You still don’t admit that this thesis, the natural next step from Eisenman, is A CREDITABLE SUBJECT FOR DISCUSSION, since you treat my posts like a noxious infection or something. I’m sorry I have no Ph. D., Bart. But would that really help me, anyway?
I currently have 45 PAGES of evidence to support this, and plan a new book on it when I get the nerve to tackle it.
http://www.amazon.com/The-Bible-says-Saviors-ebook/dp/B00CFWE40I/ref=sr_1_1?ie=UTF8&qid=1378005590&sr=8-1&keywords=the+bible+says+saviors
I can’t stop posting this thesis wherever there is discussion of the New Testament even if I wanted to (I thought about it this morning) because this is that important. It WILL be brought out one day, if we survive the expected religious conflagration, because it is already on the Internet (http://www.judaswasjames.com/) and it won’t go away, whether I am the one delivering it (‘paradidomai’!) or not.

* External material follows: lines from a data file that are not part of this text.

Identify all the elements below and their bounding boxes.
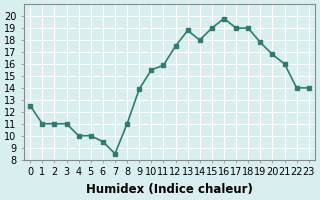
- X-axis label: Humidex (Indice chaleur): Humidex (Indice chaleur): [86, 183, 253, 196]
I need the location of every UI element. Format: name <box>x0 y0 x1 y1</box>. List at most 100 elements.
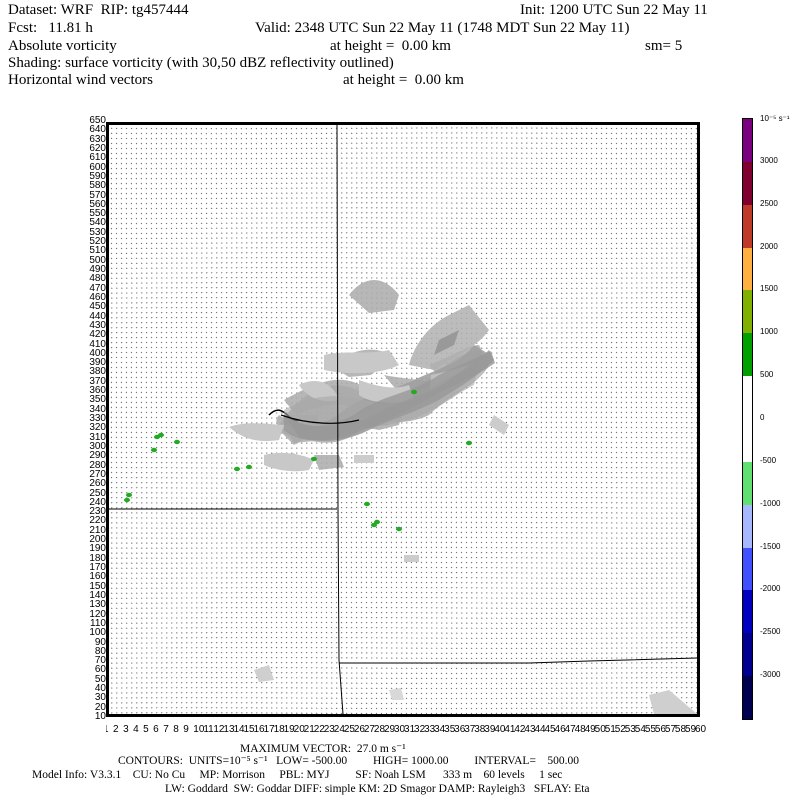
field1-height: at height = 0.00 km <box>330 38 451 54</box>
colorbar-label: 2000 <box>760 241 778 251</box>
y-tick-label: 330 <box>89 413 106 424</box>
reflectivity-shade <box>254 665 274 682</box>
x-tick-label: 12 <box>213 724 225 735</box>
colorbar-label: -2000 <box>760 584 781 594</box>
y-tick-label: 70 <box>94 655 106 667</box>
x-tick-label: 18 <box>273 724 285 735</box>
x-tick-label: 58 <box>674 724 687 735</box>
x-tick-label: 13 <box>223 724 235 735</box>
x-tick-label: 10 <box>193 724 205 735</box>
colorbar-label: 2500 <box>760 198 778 208</box>
smoothing-label: sm= 5 <box>645 38 683 54</box>
y-tick-label: 430 <box>89 319 106 331</box>
x-tick-label: 46 <box>554 724 566 735</box>
vorticity-spot <box>466 440 472 446</box>
y-tick-label: 630 <box>89 133 106 145</box>
x-tick-label: 3 <box>123 724 129 735</box>
state-border <box>336 125 344 714</box>
vorticity-spot <box>174 439 180 445</box>
x-tick-label: 29 <box>383 724 396 735</box>
valid-time: Valid: 2348 UTC Sun 22 May 11 (1748 MDT … <box>255 20 630 36</box>
y-tick-label: 250 <box>89 487 106 499</box>
y-tick-label: 300 <box>89 440 106 452</box>
y-tick-label: 290 <box>89 450 106 462</box>
x-tick-label: 43 <box>524 724 536 735</box>
y-tick-label: 240 <box>89 496 106 508</box>
x-tick-label: 32 <box>414 724 426 735</box>
y-tick-label: 270 <box>89 468 106 480</box>
y-tick-label: 210 <box>89 524 106 536</box>
colorbar <box>742 118 753 720</box>
colorbar-segment <box>743 376 752 419</box>
model-info: Model Info: V3.3.1 CU: No Cu MP: Morriso… <box>32 769 563 781</box>
y-tick-label: 230 <box>89 506 106 518</box>
y-tick-label: 310 <box>89 431 106 443</box>
x-tick-label: 4 <box>133 724 139 735</box>
y-tick-label: 30 <box>94 692 106 704</box>
y-tick-label: 90 <box>94 636 106 648</box>
contour-info: CONTOURS: UNITS=10⁻⁵ s⁻¹ LOW= -500.00 HI… <box>118 755 580 767</box>
y-tick-label: 590 <box>89 170 106 182</box>
reflectivity-shade <box>264 452 314 472</box>
x-tick-label: 16 <box>253 724 265 735</box>
field2-name: Horizontal wind vectors <box>8 72 153 88</box>
x-tick-label: 14 <box>233 724 245 735</box>
y-tick-label: 110 <box>90 617 106 629</box>
y-tick-label: 440 <box>89 310 106 322</box>
reflectivity-shade <box>389 688 404 700</box>
x-tick-label: 15 <box>243 724 255 735</box>
y-tick-label: 550 <box>89 208 106 220</box>
map-plot <box>106 122 700 717</box>
vorticity-spot <box>158 432 164 438</box>
y-tick-label: 460 <box>89 291 106 303</box>
colorbar-label: 3000 <box>760 155 778 165</box>
vorticity-spot <box>311 456 317 462</box>
y-tick-label: 160 <box>89 571 106 583</box>
vorticity-spot <box>364 501 370 507</box>
x-tick-label: 8 <box>173 724 179 735</box>
x-tick-label: 6 <box>153 724 159 735</box>
x-tick-label: 36 <box>454 724 466 735</box>
x-tick-label: 57 <box>664 724 677 735</box>
x-tick-label: 35 <box>444 724 456 735</box>
colorbar-segment <box>743 547 752 591</box>
vorticity-spot <box>411 389 417 395</box>
x-tick-label: 5 <box>143 724 149 735</box>
x-tick-label: 22 <box>313 724 325 735</box>
reflectivity-shade <box>229 423 284 442</box>
y-tick-label: 420 <box>89 329 106 341</box>
x-tick-label: 55 <box>644 724 656 735</box>
y-tick-label: 450 <box>89 301 106 313</box>
forecast-hour: Fcst: 11.81 h <box>8 20 93 36</box>
y-tick-label: 480 <box>89 273 106 285</box>
colorbar-label: -1000 <box>760 498 781 508</box>
y-tick-label: 60 <box>94 664 106 676</box>
colorbar-segment <box>743 247 752 291</box>
y-tick-label: 410 <box>89 338 106 350</box>
x-tick-label: 31 <box>404 724 416 735</box>
x-tick-label: 34 <box>434 724 446 735</box>
colorbar-label: -500 <box>760 455 777 465</box>
colorbar-segment <box>743 161 752 205</box>
y-tick-label: 510 <box>89 245 106 257</box>
x-tick-label: 56 <box>654 724 666 735</box>
y-tick-label: 500 <box>89 254 106 266</box>
x-tick-label: 45 <box>544 724 556 735</box>
reflectivity-shade <box>434 330 459 355</box>
x-tick-label: 17 <box>263 724 275 735</box>
reflectivity-shade <box>489 415 509 435</box>
x-tick-label: 44 <box>534 724 546 735</box>
colorbar-segment <box>743 290 752 334</box>
vorticity-spot <box>234 466 240 472</box>
colorbar-label: 0 <box>760 413 765 422</box>
y-tick-label: 180 <box>89 552 106 564</box>
y-tick-label: 100 <box>89 627 106 639</box>
x-tick-label: 11 <box>203 724 214 735</box>
init-time: Init: 1200 UTC Sun 22 May 11 <box>520 2 708 18</box>
colorbar-segment <box>743 676 752 719</box>
x-tick-label: 50 <box>594 724 606 735</box>
vorticity-spot <box>126 492 132 498</box>
y-tick-label: 520 <box>89 236 106 248</box>
y-tick-label: 200 <box>89 534 106 546</box>
y-tick-label: 380 <box>89 366 106 378</box>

Having actually been taught by Reza several years back, and personally liking him, I knew then he didn’t have serious New Testament scholarship. He’s a fine writer and I think a good popularizer, if that’s a word. But he’s no Bart Ehrman or Crossan or Allison or you name the scholar. From what I know of the content, from Reza’s own words, he really wanted to paint Jesus as a (z)ealot and even to divorce him from any violence or use of the term (Z)ealot. So what? Kind of a waste. I like the guy. I enjoy the writing. But I don’ t take him too seriously.